Chaebol are generally conglomerates of affiliated companies. LG, for example, makes smartphones, televisions, electronic components, chemicals and fertilizer. It also owns Korean baseball and basketball teams. Hyundai, which makes the Hyundai and Kia cars that are popular in the United States and other countries, also makes elevators, provides logistics services, and runs hotels and department stores.
They rose from the ashes of the Korean War. After the conflict ended, officials steered relief funds and cheap loans to businessmen who promised to rebuild the country. The government also protected homegrown industries from foreign competition to help them develop. The recipe proved to be potent: Chaebol played a major role in South Korea’s rise as an industrial giant in the following decades.
But the recipe also created imbalances, a number of economists have argued. Money meant for the common people often ended up in the hands of the wealthy families, creating resentment that lingers to this day. And government protection and crackdowns on the labor movement allowed these families to expand their business empires into new areas with little to fear from potential foreign competition or costly failures.
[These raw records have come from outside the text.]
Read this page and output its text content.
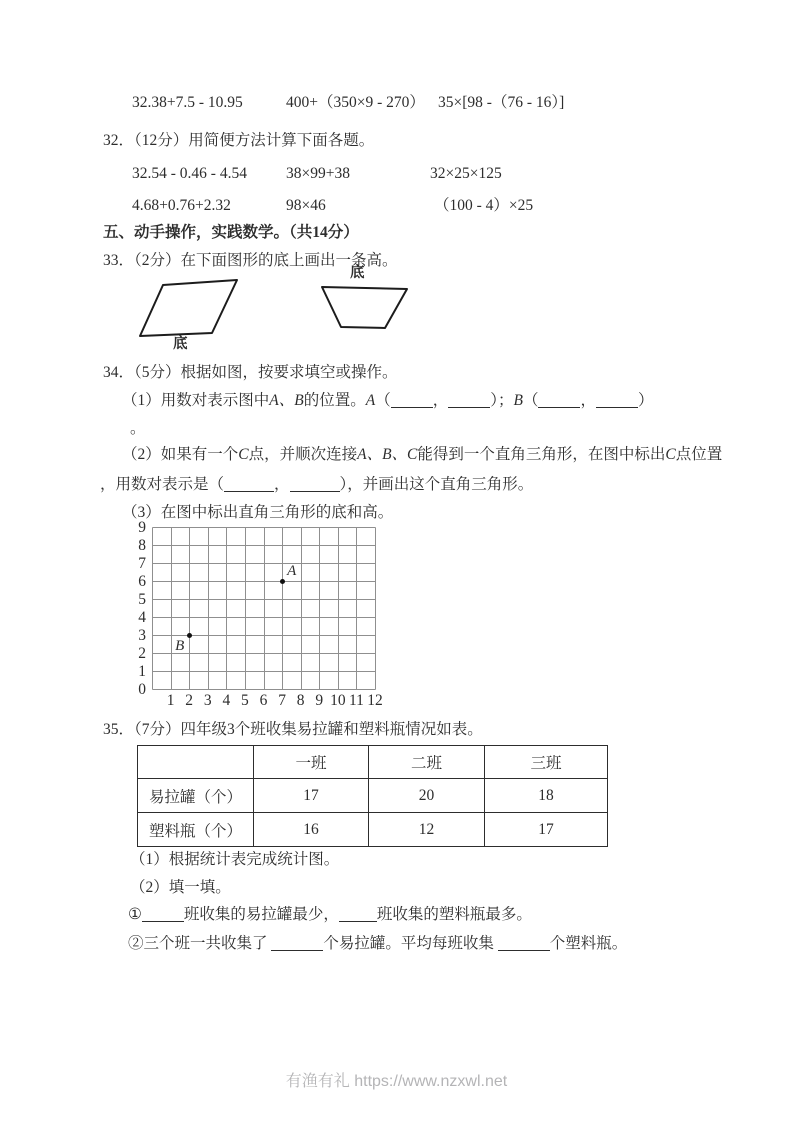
32.38+7.5 - 10.95	400+（350×9 - 270） 35×[98 -（76 - 16）]
32．（12分）用简便方法计算下面各题。
32.54 - 0.46 - 4.54	38×99+38	32×25×125
4.68+0.76+2.32	98×46	（100 - 4）×25
五、动手操作，实践数学。（共14分）
33．（2分）在下面图形的底上画出一条高。
底
底
34．（5分）根据如图，按要求填空或操作。
（1）用数对表示图中A、B的位置。A（	，	）；B（	，	）
。
（2）如果有一个C点，并顺次连接A、B、C能得到一个直角三角形，在图中标出C点位置
，用数对表示是（	，	），并画出这个直角三角形。
（3）在图中标出直角三角形的底和高。
9
8
7
6
5
4
3
2
1
0
1 2 3 4 5 6 7 8 9 10 11 12
A
B
35．（7分）四年级3个班收集易拉罐和塑料瓶情况如表。
	一班	二班	三班
易拉罐（个）	17	20	18
塑料瓶（个）	16	12	17
（1）根据统计表完成统计图。
（2）填一填。
①	班收集的易拉罐最少， 班收集的塑料瓶最多。
②三个班一共收集了	个易拉罐。平均每班收集	个塑料瓶。
有渔有礼 https://www.nzxwl.net
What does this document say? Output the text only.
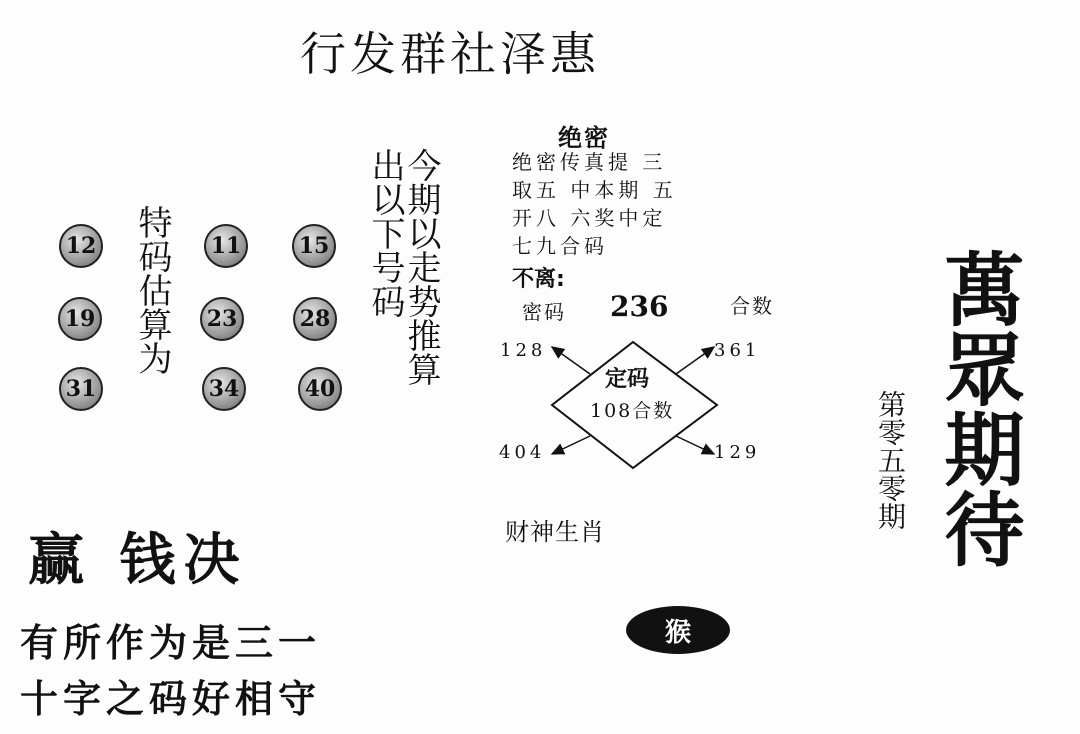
行发群社泽惠
12	11	15
19	23	28
31	34	40
特码估算为	今期以走势推算
出以下号码
绝密
绝密传真提 三
取五 中本期 五
开八 六奖中定
七九合码
不离:
密码 236	合数
定码
108合数
128	361
404	129
财神生肖
猴
赢 钱决
有所作为是三一
十字之码好相守
第零五零期 萬眾期待
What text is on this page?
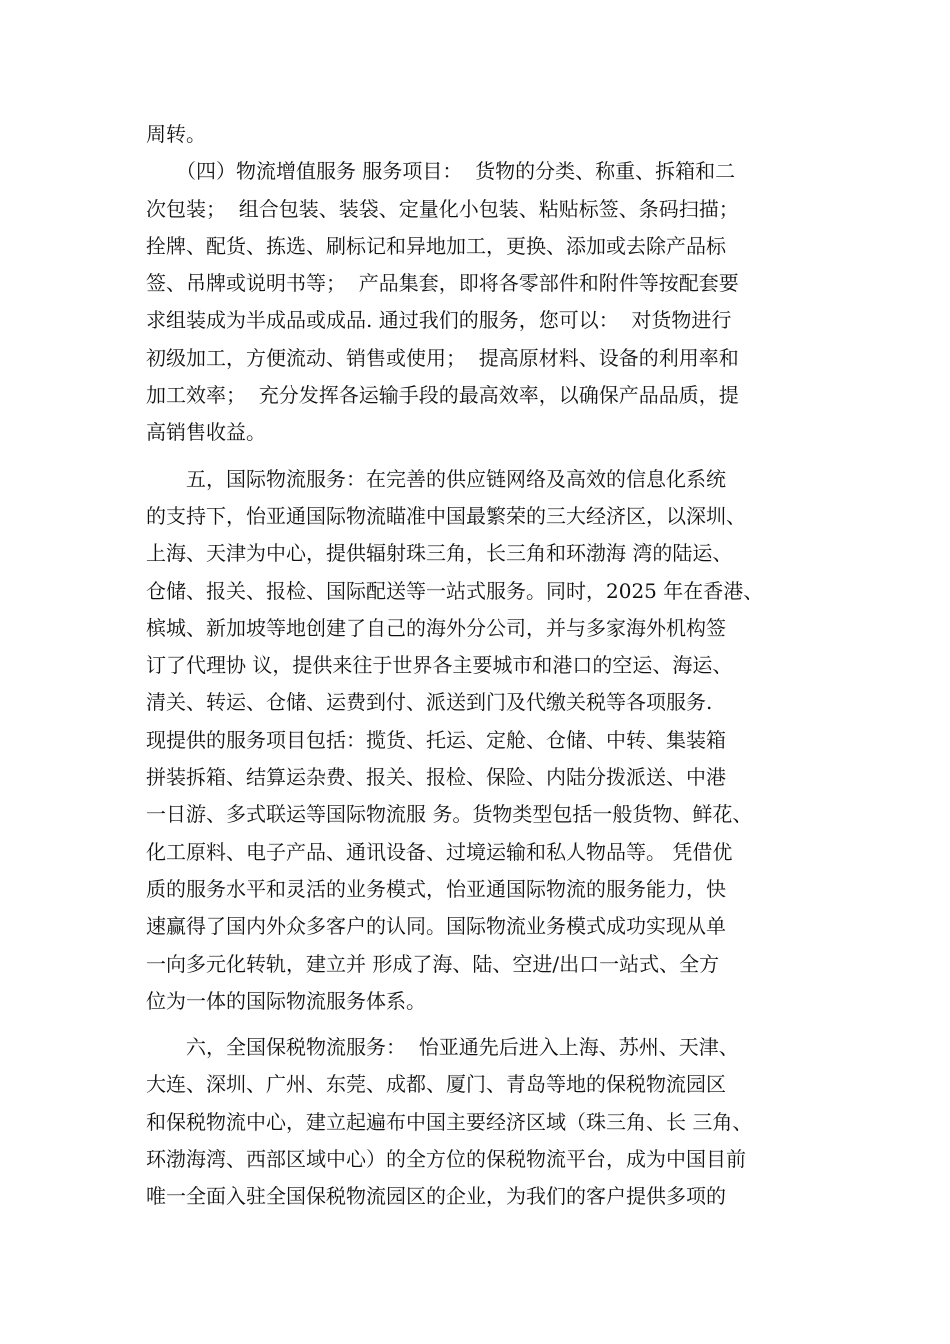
周转。

　　（四）物流增值服务 服务项目：  货物的分类、称重、拆箱和二

次包装；  组合包装、装袋、定量化小包装、粘贴标签、条码扫描；

拴牌、配货、拣选、刷标记和异地加工，更换、添加或去除产品标

签、吊牌或说明书等；  产品集套，即将各零部件和附件等按配套要

求组装成为半成品或成品. 通过我们的服务，您可以：  对货物进行

初级加工，方便流动、销售或使用；  提高原材料、设备的利用率和

加工效率；  充分发挥各运输手段的最高效率，以确保产品品质，提

高销售收益。

　　五，国际物流服务：在完善的供应链网络及高效的信息化系统

的支持下，怡亚通国际物流瞄准中国最繁荣的三大经济区，以深圳、

上海、天津为中心，提供辐射珠三角，长三角和环渤海 湾的陆运、

仓储、报关、报检、国际配送等一站式服务。同时，2025 年在香港、

槟城、新加坡等地创建了自己的海外分公司，并与多家海外机构签

订了代理协 议，提供来往于世界各主要城市和港口的空运、海运、

清关、转运、仓储、运费到付、派送到门及代缴关税等各项服务.

现提供的服务项目包括：揽货、托运、定舱、仓储、中转、集装箱

拼装拆箱、结算运杂费、报关、报检、保险、内陆分拨派送、中港

一日游、多式联运等国际物流服 务。货物类型包括一般货物、鲜花、

化工原料、电子产品、通讯设备、过境运输和私人物品等。 凭借优

质的服务水平和灵活的业务模式，怡亚通国际物流的服务能力，快

速赢得了国内外众多客户的认同。国际物流业务模式成功实现从单

一向多元化转轨，建立并 形成了海、陆、空进/出口一站式、全方

位为一体的国际物流服务体系。

　　六，全国保税物流服务：  怡亚通先后进入上海、苏州、天津、

大连、深圳、广州、东莞、成都、厦门、青岛等地的保税物流园区

和保税物流中心，建立起遍布中国主要经济区域（珠三角、长 三角、

环渤海湾、西部区域中心）的全方位的保税物流平台，成为中国目前

唯一全面入驻全国保税物流园区的企业，为我们的客户提供多项的
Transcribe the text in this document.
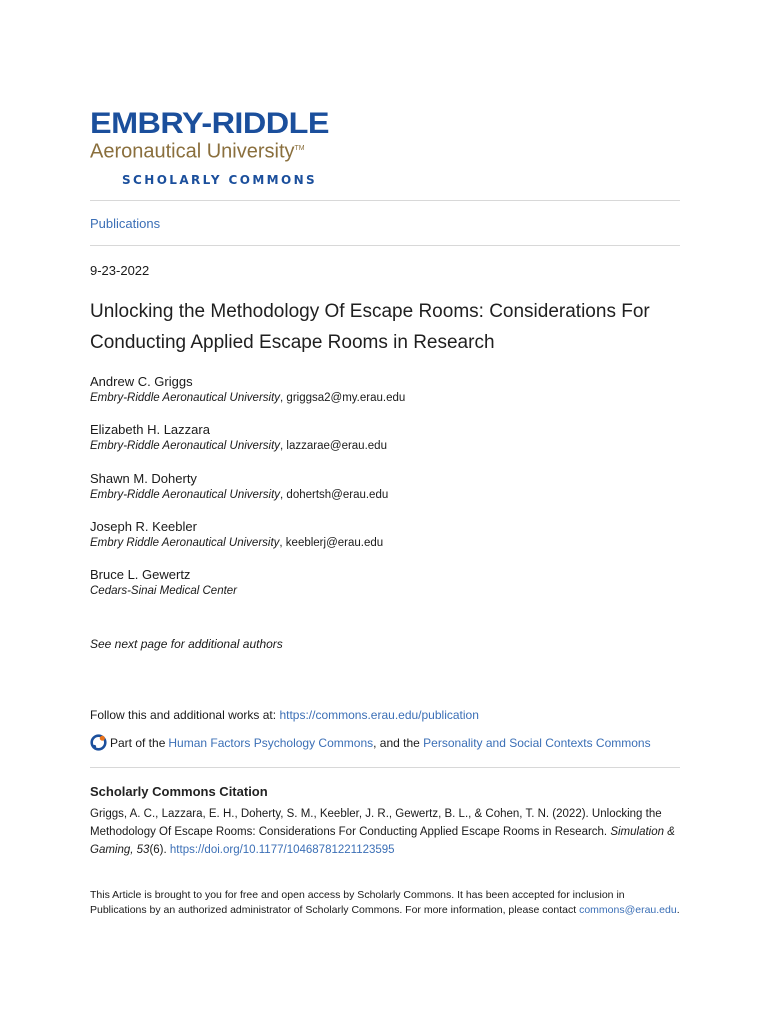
EMBRY-RIDDLE
Aeronautical University™
SCHOLARLY COMMONS
Publications
9-23-2022
Unlocking the Methodology Of Escape Rooms: Considerations For Conducting Applied Escape Rooms in Research
Andrew C. Griggs
Embry-Riddle Aeronautical University, griggsa2@my.erau.edu
Elizabeth H. Lazzara
Embry-Riddle Aeronautical University, lazzarae@erau.edu
Shawn M. Doherty
Embry-Riddle Aeronautical University, dohertsh@erau.edu
Joseph R. Keebler
Embry Riddle Aeronautical University, keeblerj@erau.edu
Bruce L. Gewertz
Cedars-Sinai Medical Center
See next page for additional authors
Follow this and additional works at: https://commons.erau.edu/publication
Part of the Human Factors Psychology Commons , and the Personality and Social Contexts Commons
Scholarly Commons Citation
Griggs, A. C., Lazzara, E. H., Doherty, S. M., Keebler, J. R., Gewertz, B. L., & Cohen, T. N. (2022). Unlocking the Methodology Of Escape Rooms: Considerations For Conducting Applied Escape Rooms in Research. Simulation & Gaming, 53(6). https://doi.org/10.1177/10468781221123595
This Article is brought to you for free and open access by Scholarly Commons. It has been accepted for inclusion in Publications by an authorized administrator of Scholarly Commons. For more information, please contact commons@erau.edu.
As a result, chaebol became sprawling businesses that held a nearly two-thirds market share in South Korean manufacturing by the end of the 1990s, according to the World Trade Organization. But there is a deep-seated belief among many South Koreans that their immense wealth was accumulated at the expense of the public. To those people, recurring chaebol scandals are particularly galling.
South Korea’s recipe for growth also fostered tight ties between the government and businesses.
Take the example of Park Chung-hee, a general and the father of the current president, who took power in South Korea after a 1961 coup. He led an effort to rev up the South Korean economy — and he used many of the companies that became chaebol to do it. His government steered money to companies that chased his economic goals, such as emphasizing exports.
The dynamic shifted somewhat as South Korea transitioned to a democracy in the 1980s. By then, the chaebol had become so economically powerful that they held considerable political sway. Politicians began to rely on the companies’ political and financial support to get elected.
They are. But time will tell whether it will result in change.
Public support of chaebol has gradually waned. The Asian financial crisis of the late 1990s stirred worries that the cozy relationship between chaebol member companies could lead to severe damage across multiple businesses if one failed. As the economy has matured and created a nation of consumers, an increasing number of South Koreans worry about the political power and corruption of the chaebol, with many now saying white-collar crime is a major issue.
Despite those concerns, chaebol executives are widely believed to be treated with kid gloves. The elder Mr. Lee, Samsung’s chairman, has been pardoned twice after being convicted of white-collar crimes, with the potential impact to South Korea’s economy given as the reason.